In many ways Reuters’ Ed Williams feels like a safe choice. Probably a good thing.
If Williams’ career were a stick of rock it would have the word integrity running through it. Like the director-general Mark Thompson, he has a solid background in current affairs journalism, with some nice blue-chip, in-house comms experience.
He has ethical credits through his pro-bono work at the International Crisis Group and in the political sphere he has even advised General Wesley Clark during the Milosevic trial. But, ironically, it may have been Williams’ six years as a Brunswick consultant that clinched his appointment by the BBC executive.
At the house of Alan Parker, he was at the heart of many crises, which gives him the experience – and the edge – that the Beeb needs at this point in its history.

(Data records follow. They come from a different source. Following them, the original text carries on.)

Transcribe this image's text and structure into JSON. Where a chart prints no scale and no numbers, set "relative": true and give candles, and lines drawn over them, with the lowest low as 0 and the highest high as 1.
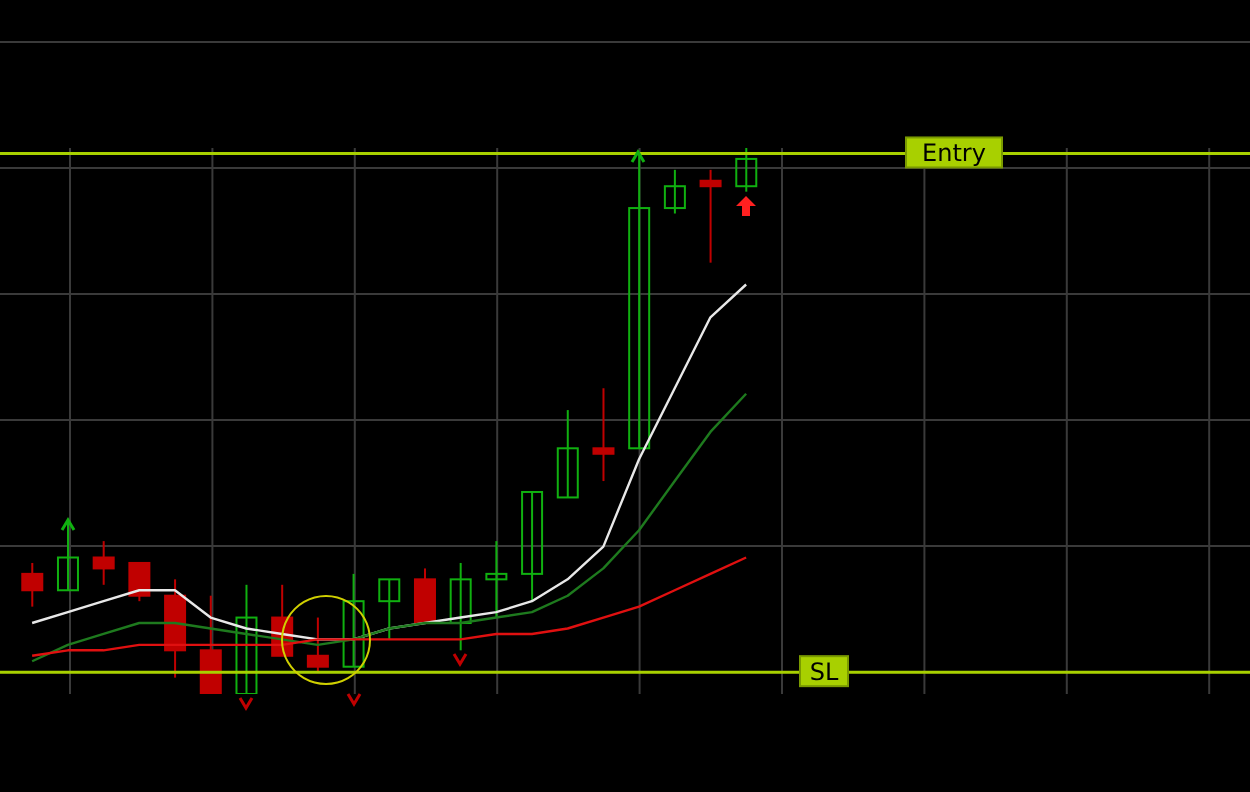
{
  "chart_data": {
    "type": "candlestick",
    "relative": true,
    "grid": true,
    "categories": [
      null,
      null,
      null,
      null,
      null,
      null,
      null,
      null,
      null,
      null,
      null,
      null,
      null,
      null,
      null,
      null,
      null,
      null,
      null,
      null,
      null
    ],
    "ohlc": [
      [
        0.22,
        0.24,
        0.16,
        0.19
      ],
      [
        0.19,
        0.32,
        0.19,
        0.25
      ],
      [
        0.25,
        0.28,
        0.2,
        0.23
      ],
      [
        0.24,
        0.24,
        0.17,
        0.18
      ],
      [
        0.18,
        0.21,
        0.03,
        0.08
      ],
      [
        0.08,
        0.18,
        0,
        0
      ],
      [
        0,
        0.2,
        0,
        0.14
      ],
      [
        0.14,
        0.2,
        0.07,
        0.07
      ],
      [
        0.07,
        0.14,
        0.04,
        0.05
      ],
      [
        0.05,
        0.22,
        0.05,
        0.17
      ],
      [
        0.17,
        0.21,
        0.1,
        0.21
      ],
      [
        0.21,
        0.23,
        0.13,
        0.13
      ],
      [
        0.13,
        0.24,
        0.08,
        0.21
      ],
      [
        0.21,
        0.28,
        0.14,
        0.22
      ],
      [
        0.22,
        0.37,
        0.17,
        0.37
      ],
      [
        0.36,
        0.52,
        0.36,
        0.45
      ],
      [
        0.45,
        0.56,
        0.39,
        0.44
      ],
      [
        0.45,
        0.99,
        0.45,
        0.89
      ],
      [
        0.89,
        0.96,
        0.88,
        0.93
      ],
      [
        0.94,
        0.96,
        0.79,
        0.93
      ],
      [
        0.93,
        1,
        0.92,
        0.98
      ]
    ],
    "series": [
      {
        "type": "line",
        "color": "#e8e8e8",
        "values": [
          0.13,
          0.15,
          0.17,
          0.19,
          0.19,
          0.14,
          0.12,
          0.11,
          0.1,
          0.1,
          0.12,
          0.13,
          0.14,
          0.15,
          0.17,
          0.21,
          0.27,
          0.43,
          0.56,
          0.69,
          0.75
        ]
      },
      {
        "type": "line",
        "color": "#1e7a1e",
        "values": [
          0.06,
          0.09,
          0.11,
          0.13,
          0.13,
          0.12,
          0.11,
          0.1,
          0.09,
          0.1,
          0.12,
          0.13,
          0.13,
          0.14,
          0.15,
          0.18,
          0.23,
          0.3,
          0.39,
          0.48,
          0.55
        ]
      },
      {
        "type": "line",
        "color": "#e01010",
        "values": [
          0.07,
          0.08,
          0.08,
          0.09,
          0.09,
          0.09,
          0.09,
          0.09,
          0.1,
          0.1,
          0.1,
          0.1,
          0.1,
          0.11,
          0.11,
          0.12,
          0.14,
          0.16,
          0.19,
          0.22,
          0.25
        ]
      }
    ],
    "ref_lines": [
      {
        "axis": "y",
        "value": 0.99,
        "label": "Entry",
        "color": "#a8d000"
      },
      {
        "axis": "y",
        "value": 0.04,
        "label": "SL",
        "color": "#a8d000"
      }
    ]
  }
}
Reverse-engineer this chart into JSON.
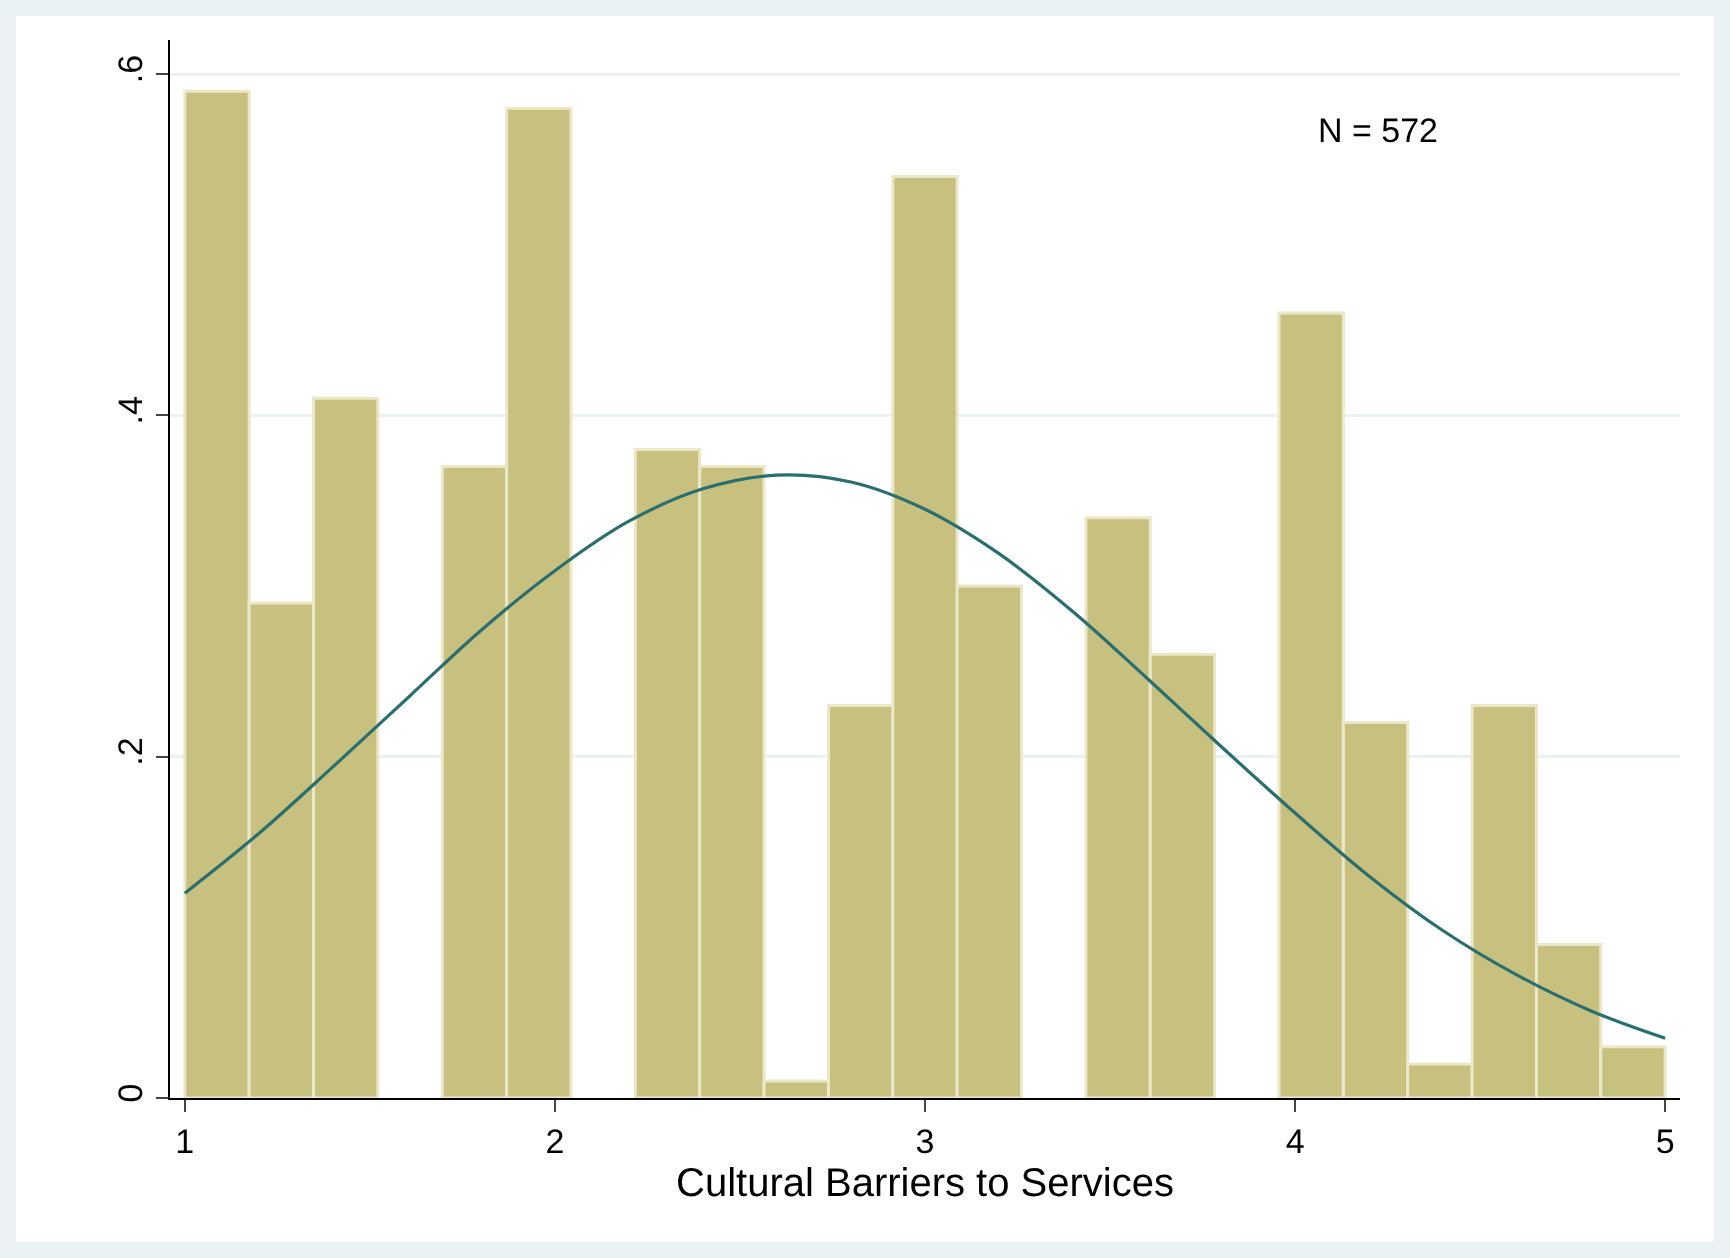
{
  "chart_data": {
    "type": "histogram",
    "xlabel": "Cultural Barriers to Services",
    "bins": [
      1,
      1.1739,
      1.3478,
      1.5217,
      1.6957,
      1.8696,
      2.0435,
      2.2174,
      2.3913,
      2.5652,
      2.7391,
      2.913,
      3.087,
      3.2609,
      3.4348,
      3.6087,
      3.7826,
      3.9565,
      4.1304,
      4.3043,
      4.4783,
      4.6522,
      4.8261,
      5
    ],
    "values": [
      0.59,
      0.29,
      0.41,
      0,
      0.37,
      0.58,
      0,
      0.38,
      0.37,
      0.01,
      0.23,
      0.54,
      0.3,
      0,
      0.34,
      0.26,
      0,
      0.46,
      0.22,
      0.02,
      0.23,
      0.09,
      0.03
    ],
    "color": "#c8c07e",
    "series": [
      {
        "type": "line",
        "color": "#2a6f6f",
        "x": [
          1,
          1.2,
          1.4,
          1.6,
          1.8,
          2,
          2.2,
          2.4,
          2.6,
          2.8,
          3,
          3.2,
          3.4,
          3.6,
          3.8,
          4,
          4.2,
          4.4,
          4.6,
          4.8,
          5
        ],
        "values": [
          0.12,
          0.155,
          0.194,
          0.234,
          0.274,
          0.309,
          0.338,
          0.357,
          0.365,
          0.361,
          0.345,
          0.319,
          0.285,
          0.246,
          0.206,
          0.167,
          0.13,
          0.098,
          0.072,
          0.051,
          0.035
        ]
      }
    ],
    "annotations": [
      "N = 572"
    ],
    "xlim": [
      0.96,
      5.04
    ],
    "xticks": [
      1,
      2,
      3,
      4,
      5
    ],
    "ylim": [
      0,
      0.62
    ],
    "yticks": [
      0,
      {
        "value": 0.2,
        "label": ".2"
      },
      {
        "value": 0.4,
        "label": ".4"
      },
      {
        "value": 0.6,
        "label": ".6"
      }
    ],
    "grid": "y",
    "marker": "none",
    "line_style": "solid"
  }
}
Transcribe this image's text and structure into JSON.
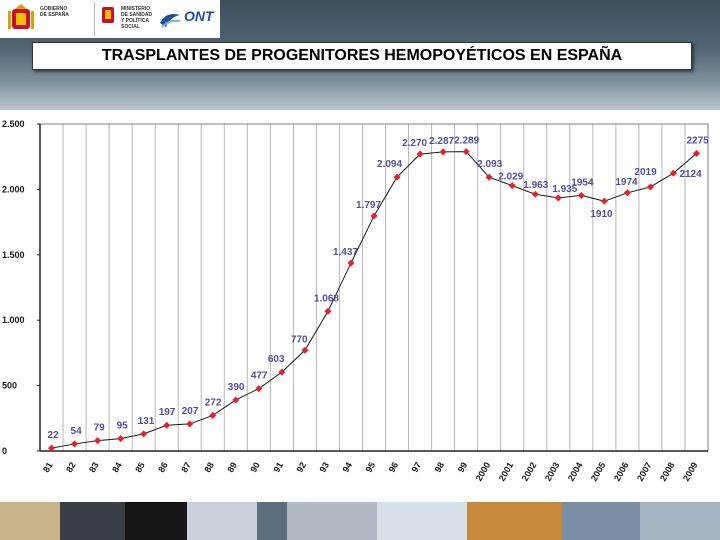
{
  "header": {
    "gov_logo_text": [
      "GOBIERNO",
      "DE ESPAÑA"
    ],
    "ministry_text": [
      "MINISTERIO",
      "DE SANIDAD",
      "Y POLÍTICA SOCIAL"
    ],
    "ont_logo_text": "ONT",
    "title": "TRASPLANTES DE PROGENITORES HEMOPOYÉTICOS EN ESPAÑA"
  },
  "colors": {
    "line": "#1a1a1a",
    "marker": "#e8202a",
    "labels": "#4f4fa0",
    "plot_bg": "#ffffff",
    "header_dark": "#3b4f5c"
  },
  "chart_data": {
    "type": "line",
    "categories": [
      "81",
      "82",
      "83",
      "84",
      "85",
      "86",
      "87",
      "88",
      "89",
      "90",
      "91",
      "92",
      "93",
      "94",
      "95",
      "96",
      "97",
      "98",
      "99",
      "2000",
      "2001",
      "2002",
      "2003",
      "2004",
      "2005",
      "2006",
      "2007",
      "2008",
      "2009"
    ],
    "values": [
      22,
      54,
      79,
      95,
      131,
      197,
      207,
      272,
      390,
      477,
      603,
      770,
      1068,
      1437,
      1797,
      2094,
      2270,
      2287,
      2289,
      2093,
      2029,
      1963,
      1935,
      1954,
      1910,
      1974,
      2019,
      2124,
      2275
    ],
    "data_labels": [
      "22",
      "54",
      "79",
      "95",
      "131",
      "197",
      "207",
      "272",
      "390",
      "477",
      "603",
      "770",
      "1.068",
      "1.437",
      "1.797",
      "2.094",
      "2.270",
      "2.287",
      "2.289",
      "2.093",
      "2.029",
      "1.963",
      "1.935",
      "1954",
      "1910",
      "1974",
      "2019",
      "2124",
      "2275"
    ],
    "y_ticks": [
      0,
      500,
      1000,
      1500,
      2000,
      2500
    ],
    "y_tick_labels": [
      "0",
      "500",
      "1.000",
      "1.500",
      "2.000",
      "2.500"
    ],
    "ylim": [
      0,
      2500
    ],
    "grid": "vertical",
    "legend": "none"
  }
}
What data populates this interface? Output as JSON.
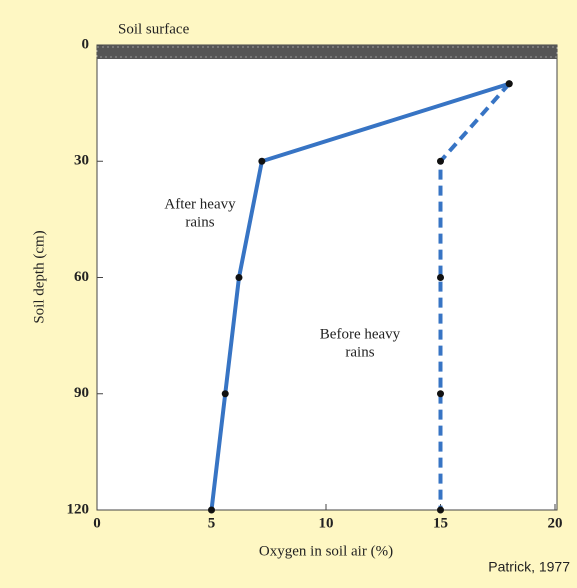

Where once the executive rooms of the BBC had a staid, clubby, atmosphere, Williams completes a management team with a battle-hardened, combative feel.
This is understandable in the aftermath of various phoneline-rigging, documentary-fixing slurs on its reputation. Indeed his medium-term aim must be to reverse a growing perception that a cavalier attitude to ‘the truth’ has become endemic among BBC staff.
And yet Williams and his peers will ultimately be judged on a more intellectual and strategic level.
Not only has the BBC been forced – in contradiction with its public service remit – to compete in the ephemeral world of celebrity-fuelled popular culture, but it faces more steely competition in providing 24/7 multi-media content against commercially funded media brands, such as Sky and a resurgent Telegraph Group.
There is one overriding question that its communicators must answer: What is the BBC actually for in the modern setting?